Je pense que c’est différent pour chacun, mais il y a des similitudes. Il y a les sept appels téléphoniques par jour et les conversations répétées.
« Salut »
« Hé là ! »
« Quoi de neuf ? »
« Oh, j’appelle juste pour savoir si tu rentres de l’école. »
« Maman, je suis au travail, tu te souviens ? J’ai fini l’école il y a des années.
« Oh… Je suppose que c’est vrai… Je me demandais juste si tu savais où ton père était allé. Il n’est pas revenu à la maison depuis un moment et je m’inquiète. »
« Maman… Papa est mort il y a 5 ans. »
C’est l’une des rares conversations que vous aurez longtemps avec un membre de votre famille touché par la maladie d’Alzheimer. C’est aussi le moment où il ou elle vous reconnaît très nettement comme quelqu’un d’autre, mais ne se souvient plus de vous. C’est la mort lente de tout cela accompagné de la colère, la tristesse et la répétition. C’est être un proche aidant ou une proche aidante pour une période indéterminée, un rôle pour lequel vous n’avez probablement jamais demandé en premier lieu.
C’est l’insupportable culpabilité qui vous envahit lorsque vous pensez à la perte dévastatrice que vous subirez à leur décès, mais aussi le soulagement absolu que vous ressentirez lorsque vous n’aurez plus besoin de répondre à ce 7e appel téléphonique. Tout ça, c’est beaucoup.
Le deuil qui accompagne la maladie d’Alzheimer est assez unique, car vous vivez le deuil de la personne que vous avez perdue lorsqu’il est encore vivant ou lorsqu’elle est encore vivante et vous vivez le deuil à nouveau lorsqu’il ou lorsqu’elle sera décédé(e).

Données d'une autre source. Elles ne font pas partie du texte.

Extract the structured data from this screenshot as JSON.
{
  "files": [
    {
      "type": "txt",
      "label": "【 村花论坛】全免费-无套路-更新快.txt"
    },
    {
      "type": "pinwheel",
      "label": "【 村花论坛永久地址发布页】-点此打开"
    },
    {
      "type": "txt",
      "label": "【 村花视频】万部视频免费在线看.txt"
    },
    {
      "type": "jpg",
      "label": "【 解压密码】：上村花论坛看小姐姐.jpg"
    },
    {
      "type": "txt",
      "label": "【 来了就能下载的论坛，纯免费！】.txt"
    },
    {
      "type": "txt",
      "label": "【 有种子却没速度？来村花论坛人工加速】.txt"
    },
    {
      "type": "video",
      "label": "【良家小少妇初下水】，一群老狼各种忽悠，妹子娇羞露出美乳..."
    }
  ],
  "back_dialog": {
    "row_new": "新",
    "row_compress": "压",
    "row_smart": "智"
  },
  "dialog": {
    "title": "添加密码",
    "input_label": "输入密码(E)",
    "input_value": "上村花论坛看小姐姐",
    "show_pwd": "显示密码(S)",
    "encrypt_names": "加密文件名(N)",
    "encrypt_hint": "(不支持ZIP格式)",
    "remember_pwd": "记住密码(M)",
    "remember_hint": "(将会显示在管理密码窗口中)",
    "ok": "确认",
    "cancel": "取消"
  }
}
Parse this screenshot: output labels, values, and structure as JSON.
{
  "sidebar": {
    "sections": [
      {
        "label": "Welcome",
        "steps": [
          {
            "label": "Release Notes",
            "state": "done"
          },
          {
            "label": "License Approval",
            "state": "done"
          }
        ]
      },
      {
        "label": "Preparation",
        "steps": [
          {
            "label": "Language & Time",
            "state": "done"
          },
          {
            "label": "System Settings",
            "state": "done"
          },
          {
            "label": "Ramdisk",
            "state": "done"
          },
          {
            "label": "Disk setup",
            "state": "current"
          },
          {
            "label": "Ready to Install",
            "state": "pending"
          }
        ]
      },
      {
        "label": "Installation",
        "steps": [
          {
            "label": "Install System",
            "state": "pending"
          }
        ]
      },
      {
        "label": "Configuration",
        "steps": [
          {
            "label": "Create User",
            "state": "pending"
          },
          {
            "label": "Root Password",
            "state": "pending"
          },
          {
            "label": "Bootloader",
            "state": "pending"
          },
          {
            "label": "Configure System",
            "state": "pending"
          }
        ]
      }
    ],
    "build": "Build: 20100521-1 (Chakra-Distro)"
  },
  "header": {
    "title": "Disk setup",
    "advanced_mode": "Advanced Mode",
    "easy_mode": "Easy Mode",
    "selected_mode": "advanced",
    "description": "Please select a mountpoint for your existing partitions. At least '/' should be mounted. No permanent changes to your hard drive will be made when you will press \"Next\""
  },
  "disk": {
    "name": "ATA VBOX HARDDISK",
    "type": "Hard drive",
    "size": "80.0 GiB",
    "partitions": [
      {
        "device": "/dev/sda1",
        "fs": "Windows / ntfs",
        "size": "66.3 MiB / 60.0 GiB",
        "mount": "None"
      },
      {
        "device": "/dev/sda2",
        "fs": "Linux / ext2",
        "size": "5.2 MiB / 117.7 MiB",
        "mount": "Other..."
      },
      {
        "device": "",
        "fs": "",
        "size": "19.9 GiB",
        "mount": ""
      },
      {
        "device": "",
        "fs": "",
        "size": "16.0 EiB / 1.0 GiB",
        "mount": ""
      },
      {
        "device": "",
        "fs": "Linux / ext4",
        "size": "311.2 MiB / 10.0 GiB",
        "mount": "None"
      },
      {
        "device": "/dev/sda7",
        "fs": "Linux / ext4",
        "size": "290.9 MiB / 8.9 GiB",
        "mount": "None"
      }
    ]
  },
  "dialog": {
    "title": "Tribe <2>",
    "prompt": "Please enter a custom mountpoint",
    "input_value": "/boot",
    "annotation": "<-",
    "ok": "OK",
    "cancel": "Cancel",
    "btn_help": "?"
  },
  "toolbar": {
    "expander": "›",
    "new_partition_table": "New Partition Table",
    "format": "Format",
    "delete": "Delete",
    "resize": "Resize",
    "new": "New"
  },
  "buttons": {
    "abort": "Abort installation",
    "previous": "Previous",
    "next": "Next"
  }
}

Mais vous faites également le deuil de la personne et de la vie que vous avez partagé. Tout mettre en suspens pour une figure parentale n’est pas une mince affaire, et les sentiments qui accompagnent la perte de ce qui était autrefois sont si douloureux et pourtant si valables.
Je pense que la chose la plus importante à garder à l’esprit pendant ces moments difficiles est que cela aussi passera, et que la vie est un flux et un reflux constant. Tout comme les saisons, cette situation et ces sentiments avec lesquels vous vous battez maintenant sont temporaires, et donc se concentrer sur la recherche de la paix dans ces moments difficiles, et aussi libérer toute culpabilité que vous pouvez ressentir, je crois, sera ce qui vous maintiendra à flot pendant que vous naviguez sur ce bateau qui coule avec un moteur cassé et une rame.
L’acceptation radicale de la vie telle que vous la connaissez maintenant, avec toutes ses bizarreries et ses bosses, ne résoudra pas tous vos problèmes, peut-être même aucun pour êtes honnête. Mais cela pourrait rendre aujourd’hui plus supportable, et demain un peu plus léger.